In a nutshell, ChromeVox allows you to navigate a web page using the keyboard. It will read the contents to you as you navigate through the page (or to different pages).
First, you need to install the ChromeVox extension within your Chrome browser. Simply search for this extension and then install it [Add to Chrome].
You can see the extension in the toolbar once installed. You can select this for various options.
Once installed, you can use the ChromeVox key combinations to navigate (and listen to the content of any given page). If you refer to the ChomeVox documentation (including keyboard shortcuts), you will learn that the default ChromeVox combination is Ctrl + CMD (on a Mac) and Ctrl + Alt (on a Windows) computer. You can also activate “sticky mode” by pressing the left CMD button twice on a Mac or double-tapping the “insert” key on Windows. This means you don’t have to continue hitting the Ctrl+CMD key to enter the appropriate navigation commands.

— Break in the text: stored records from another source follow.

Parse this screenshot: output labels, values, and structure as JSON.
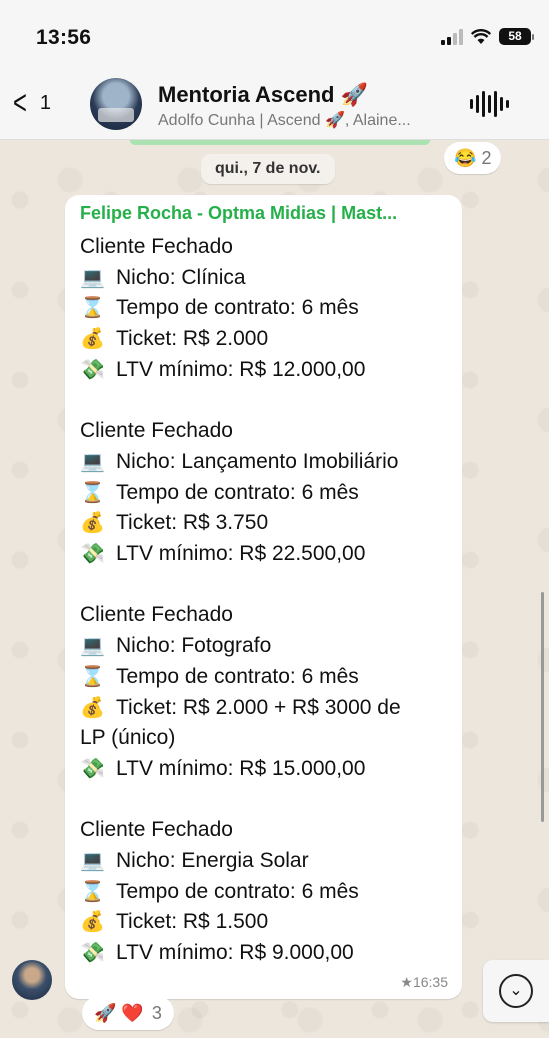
{
  "status_bar": {
    "time": "13:56",
    "battery": "58"
  },
  "header": {
    "back_count": "1",
    "title": "Mentoria Ascend 🚀",
    "subtitle": "Adolfo Cunha | Ascend 🚀, Alaine..."
  },
  "date_chip": "qui., 7 de nov.",
  "top_reaction": {
    "emoji": "😂",
    "count": "2"
  },
  "message": {
    "sender": "Felipe Rocha - Optma Midias | Mast...",
    "time": "★16:35",
    "lines": [
      {
        "emoji": "",
        "text": "Cliente Fechado"
      },
      {
        "emoji": "💻",
        "text": "Nicho: Clínica"
      },
      {
        "emoji": "⌛",
        "text": "Tempo de contrato: 6 mês"
      },
      {
        "emoji": "💰",
        "text": "Ticket: R$ 2.000"
      },
      {
        "emoji": "💸",
        "text": "LTV mínimo: R$ 12.000,00"
      },
      {
        "emoji": "",
        "text": ""
      },
      {
        "emoji": "",
        "text": "Cliente Fechado"
      },
      {
        "emoji": "💻",
        "text": "Nicho: Lançamento Imobiliário"
      },
      {
        "emoji": "⌛",
        "text": "Tempo de contrato: 6 mês"
      },
      {
        "emoji": "💰",
        "text": "Ticket: R$ 3.750"
      },
      {
        "emoji": "💸",
        "text": "LTV mínimo: R$ 22.500,00"
      },
      {
        "emoji": "",
        "text": ""
      },
      {
        "emoji": "",
        "text": "Cliente Fechado"
      },
      {
        "emoji": "💻",
        "text": "Nicho: Fotografo"
      },
      {
        "emoji": "⌛",
        "text": "Tempo de contrato: 6 mês"
      },
      {
        "emoji": "💰",
        "text": "Ticket: R$ 2.000 + R$ 3000 de"
      },
      {
        "emoji": "",
        "text": "LP (único)"
      },
      {
        "emoji": "💸",
        "text": "LTV mínimo: R$ 15.000,00"
      },
      {
        "emoji": "",
        "text": ""
      },
      {
        "emoji": "",
        "text": "Cliente Fechado"
      },
      {
        "emoji": "💻",
        "text": "Nicho: Energia Solar"
      },
      {
        "emoji": "⌛",
        "text": "Tempo de contrato: 6 mês"
      },
      {
        "emoji": "💰",
        "text": "Ticket: R$ 1.500"
      },
      {
        "emoji": "💸",
        "text": "LTV mínimo: R$ 9.000,00"
      }
    ]
  },
  "bottom_reaction": {
    "emojis": "🚀 ❤️",
    "count": "3"
  }
}
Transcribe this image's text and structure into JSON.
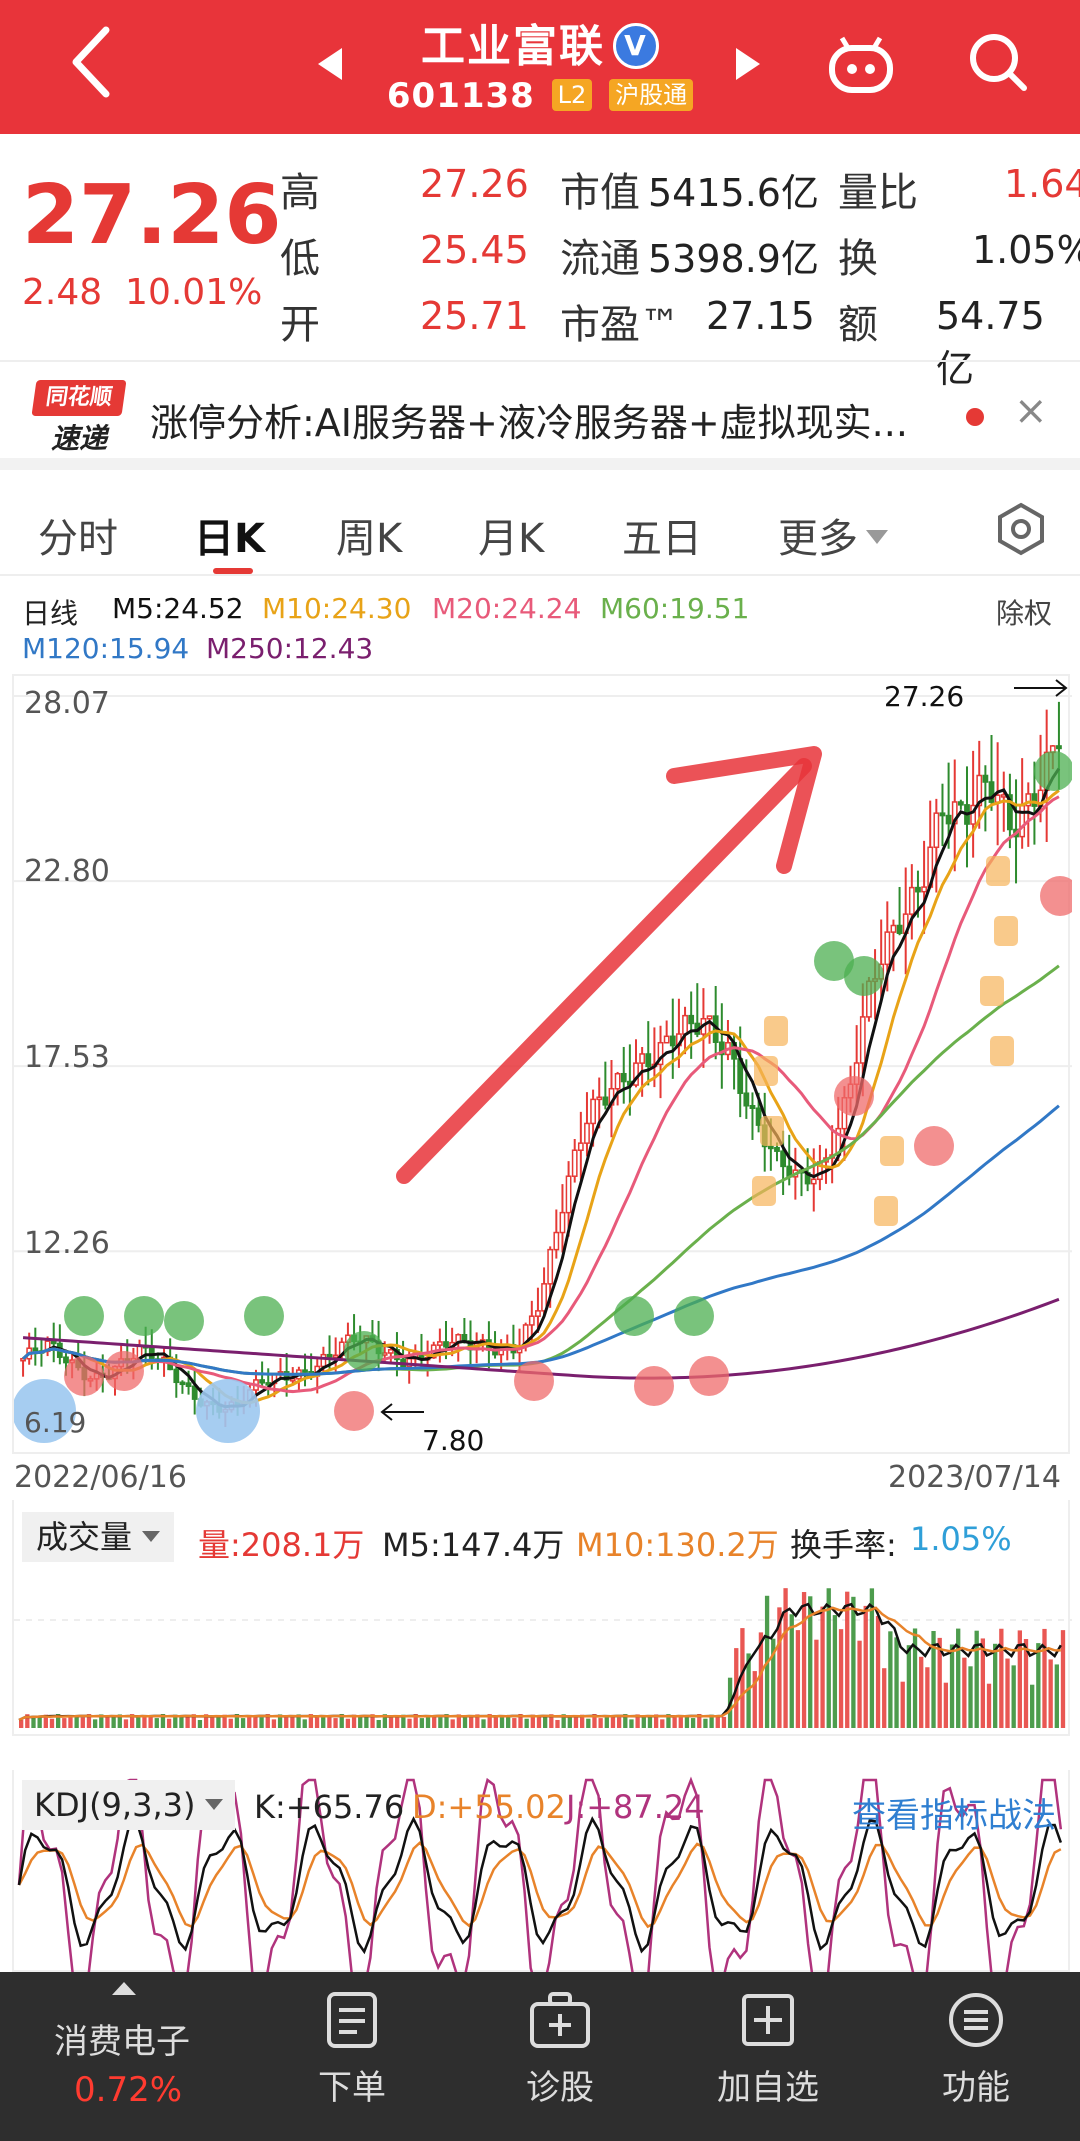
{
  "header": {
    "title": "工业富联",
    "verified": "V",
    "code": "601138",
    "tags": [
      "L2",
      "沪股通"
    ]
  },
  "quote": {
    "price": "27.26",
    "change": "2.48",
    "change_pct": "10.01%",
    "rows": [
      {
        "l1": "高",
        "v1": "27.26",
        "l2": "市值",
        "v2": "5415.6亿",
        "l3": "量比",
        "v3": "1.64"
      },
      {
        "l1": "低",
        "v1": "25.45",
        "l2": "流通",
        "v2": "5398.9亿",
        "l3": "换",
        "v3": "1.05%"
      },
      {
        "l1": "开",
        "v1": "25.71",
        "l2": "市盈™",
        "v2": "27.15",
        "l3": "额",
        "v3": "54.75亿"
      }
    ]
  },
  "news": {
    "logo_top": "同花顺",
    "logo_bottom": "速递",
    "text": "涨停分析:AI服务器+液冷服务器+虚拟现实...",
    "close": "×"
  },
  "tabs": [
    "分时",
    "日K",
    "周K",
    "月K",
    "五日",
    "更多"
  ],
  "ma": {
    "label": "日线",
    "m5": "M5:24.52",
    "m10": "M10:24.30",
    "m20": "M20:24.24",
    "m60": "M60:19.51",
    "m120": "M120:15.94",
    "m250": "M250:12.43",
    "adjust": "除权"
  },
  "colors": {
    "brand": "#e8343a",
    "up": "#e53935",
    "down": "#2e8b2e",
    "m5": "#111111",
    "m10": "#e8a317",
    "m20": "#e85a7a",
    "m60": "#6ab04c",
    "m120": "#3178c6",
    "m250": "#7a1f6e"
  },
  "chart_data": {
    "type": "line",
    "title": "",
    "yticks": [
      "28.07",
      "22.80",
      "17.53",
      "12.26"
    ],
    "ylim": [
      7.0,
      28.07
    ],
    "x_start": "2022/06/16",
    "x_end": "2023/07/14",
    "annotations": {
      "high": "27.26",
      "low": "7.80",
      "left": "6.19"
    },
    "grid": true,
    "legend": "top-left",
    "close_trend": [
      9.2,
      9.4,
      9.0,
      8.8,
      9.1,
      9.3,
      8.9,
      8.4,
      8.0,
      7.8,
      8.3,
      8.7,
      9.0,
      9.4,
      9.6,
      9.4,
      9.3,
      9.5,
      9.6,
      9.4,
      9.5,
      9.8,
      11.0,
      13.5,
      16.0,
      17.3,
      17.8,
      17.6,
      18.2,
      19.0,
      18.4,
      16.0,
      14.5,
      14.2,
      15.0,
      16.8,
      19.5,
      21.0,
      22.8,
      25.5,
      24.5,
      25.0,
      24.3,
      26.0,
      27.26
    ]
  },
  "volume": {
    "selector": "成交量",
    "vol": "量:208.1万",
    "m5": "M5:147.4万",
    "m10": "M10:130.2万",
    "turnover_label": "换手率:",
    "turnover": "1.05%"
  },
  "kdj": {
    "selector": "KDJ(9,3,3)",
    "k": "K:+65.76",
    "d": "D:+55.02",
    "j": "J:+87.24",
    "link": "查看指标战法"
  },
  "bottom": {
    "sector": "消费电子",
    "sector_pct": "0.72%",
    "buttons": [
      "下单",
      "诊股",
      "加自选",
      "功能"
    ]
  }
}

For initial testing purposes, let’s review the options (shown in the screen snippet above).
When using ChromeVox, the area of the screen which is being read is highlighted (in the screen capture below, that paragraph was just read to me).
Voices – you can customize the environment with any of a number of voices (male and female). The default is Alex.
You can also control speech (pitch, speed and related items).
I have observed those who rely on tools like ChromeVox to set the rate of speech to a very high value. I am always amazed at how quickly some can listen to a web page. Just goes to show that if you have a disability, you are not necessarily disabled.
One can also set a number of navigation keys. Some are provided by default, but you can customize this significantly.
If you are not aware of this extension, I encourage you to try it out. Listen as pages you created are read to you. This should help you better understand how some visitors use your pages. It should also greatly help you identify potential problems with your pages (before someone contacts you to fix them). I am curious if you have used this extension. As always, I look forward to your comments.